Experts are investigating products that contain pseudoephedrine over concerns about an increased risk of side effects that affect the blood vessels that supply the brain, including spasms, which restrict blood flow. There is a very low risk, according to regulators, but it is important to review nasal decongestants, as contractions in the blood vessels that deliver oxygen to the brain can elevate the risk of stroke and seizures.
Products available to consumers in the UK are packaged with patient leaflets, which carry a warning over rare complications and milder, more common effects, including headaches and feeling dizzy. All medications carry a risk of side effects and leaflets should outline the most common risks, as well as less common side effects.
Pseudoephedrine is found in several types of products that are designed to reduce congestion, including sprays, tablets and liquids. It may also be used alongside other ingredients in treatments for allergies and coughs and colds. The drug targets nasal congestion by clearing the airways and blood vessels in the nose to make it easier to breathe.
Experts have urged patients not to worry if they have used nasal decongestants that contain pseudoephedrine and encouraged anyone who has concerns to speak to their GP or a local pharmacist.
A UK review has been launched into the safety of pseudoephedrine after French regulators contacted the EMA (European Medicines Agency) over rare cases of conditions that affect the blood vessels around the brain. The EMA is currently reviewing the situation, focusing on two conditions known as posterior reversible encephalopathy syndrome (PRES) and reversible cerebral vasoconstriction syndrome (RCVS). Signs of PRES include acute, severe headaches. RCVS can cause seizures, confusion, headaches and blurred vision.

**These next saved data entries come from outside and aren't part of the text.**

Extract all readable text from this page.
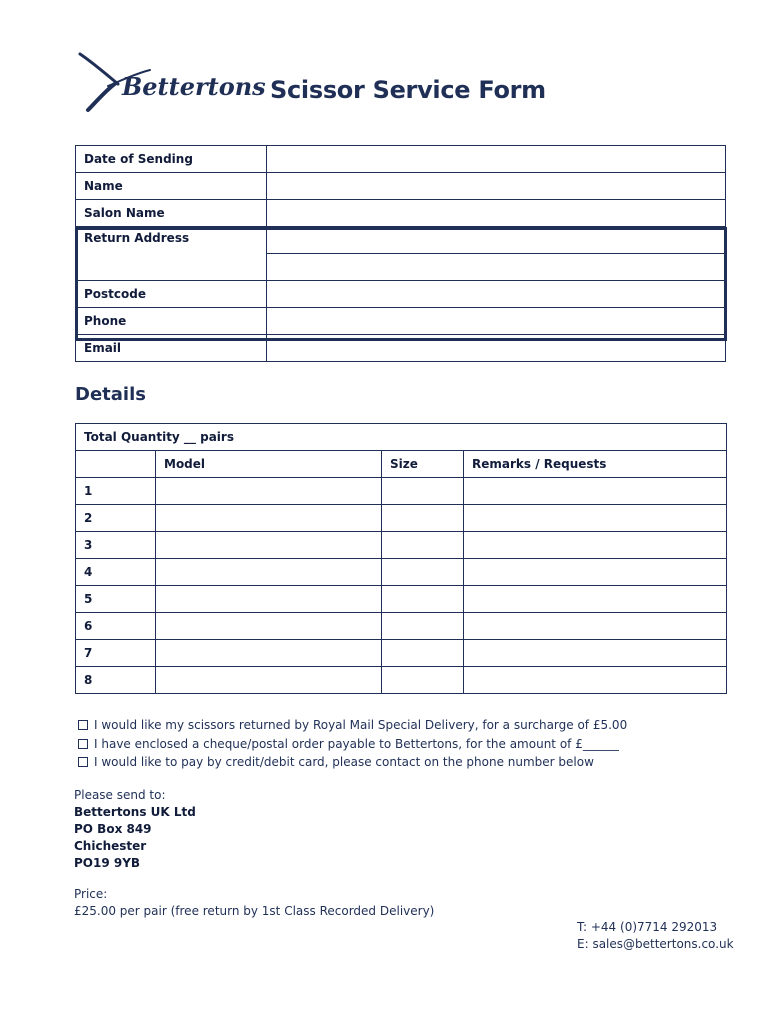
Bettertons Scissor Service Form
Date of Sending	
Name	
Salon Name	
Return Address	

Postcode	
Phone	
Email	
Details
Total Quantity __ pairs			
	Model	Size	Remarks / Requests
1			
2			
3			
4			
5			
6			
7			
8			
I would like my scissors returned by Royal Mail Special Delivery, for a surcharge of £5.00
I have enclosed a cheque/postal order payable to Bettertons, for the amount of £______
I would like to pay by credit/debit card, please contact on the phone number below
Please send to:
Bettertons UK Ltd
PO Box 849
Chichester
PO19 9YB
Price:
£25.00 per pair (free return by 1st Class Recorded Delivery)
T: +44 (0)7714 292013
E: sales@bettertons.co.uk
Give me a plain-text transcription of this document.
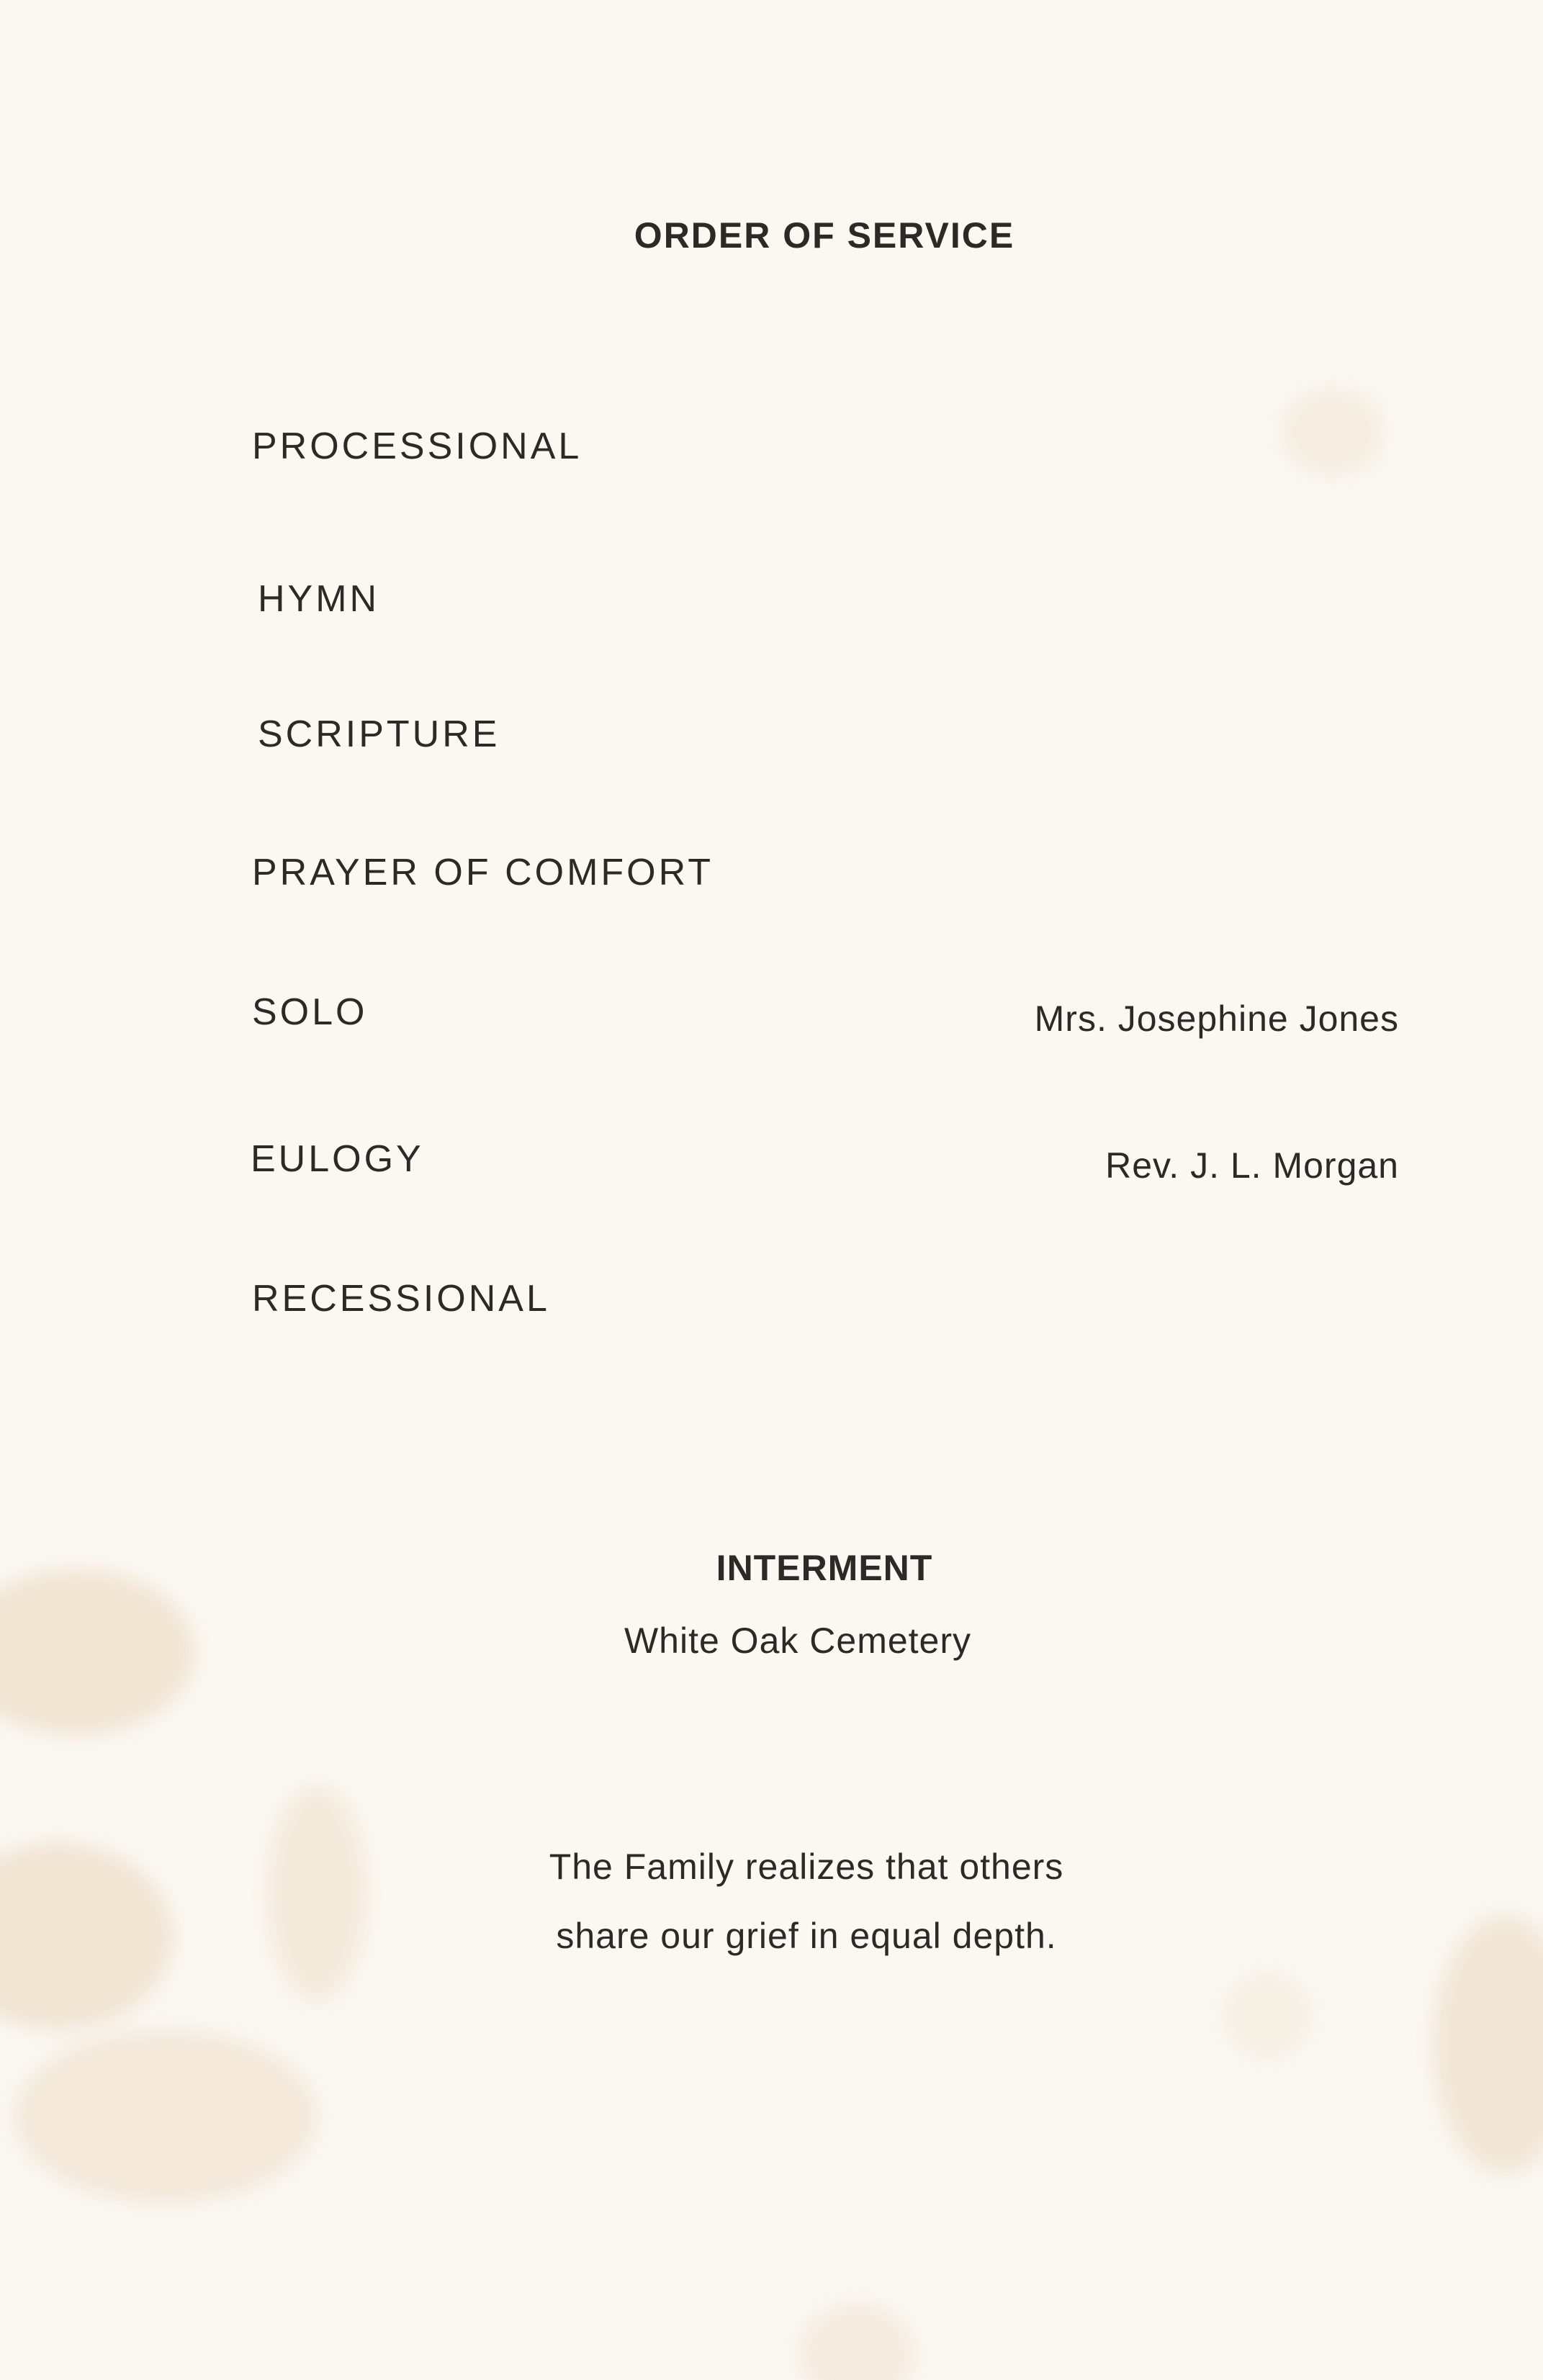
ORDER OF SERVICE
PROCESSIONAL
HYMN
SCRIPTURE
PRAYER OF COMFORT
SOLO
EULOGY
RECESSIONAL
Mrs. Josephine Jones
Rev. J. L. Morgan
INTERMENT
White Oak Cemetery
The Family realizes that others
share our grief in equal depth.
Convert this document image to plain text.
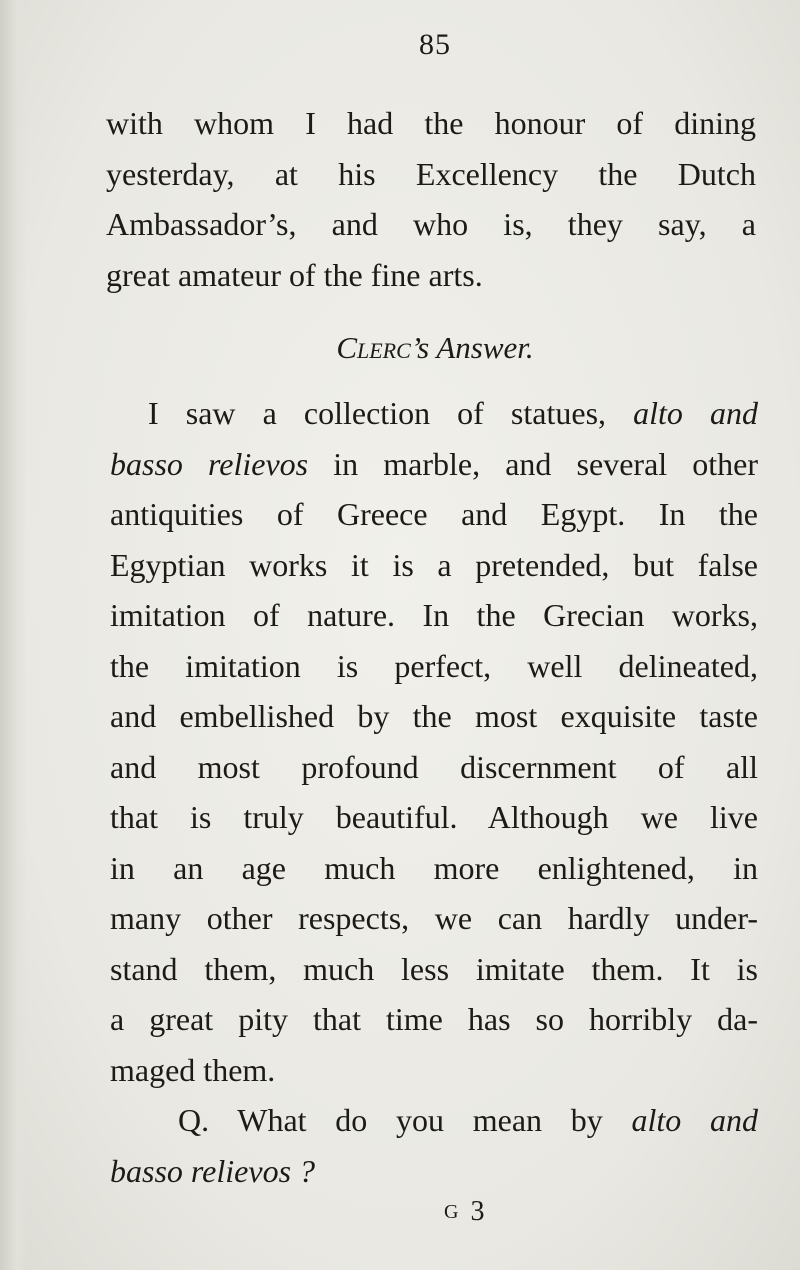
85
with whom I had the honour of dining
yesterday, at his Excellency the Dutch
Ambassador’s, and who is, they say, a
great amateur of the fine arts.
Clerc’s Answer.
I saw a collection of statues, alto and
basso relievos in marble, and several other
antiquities of Greece and Egypt. In the
Egyptian works it is a pretended, but false
imitation of nature. In the Grecian works,
the imitation is perfect, well delineated,
and embellished by the most exquisite taste
and most profound discernment of all
that is truly beautiful. Although we live
in an age much more enlightened, in
many other respects, we can hardly under-
stand them, much less imitate them. It is
a great pity that time has so horribly da-
maged them.
Q. What do you mean by alto and
basso relievos ?
G 3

Patients who have experienced symptoms after using nasal decongestants that contain pseudoephedrine are encouraged to contact their GP or report side effects through the Medicines and Healthcare Products Regulatory Agency (MHRA). MHRA representatives confirmed that there have been two reports of side effects, which include one patient who has recovered from PRES and an individual who developed symptoms of RCVS.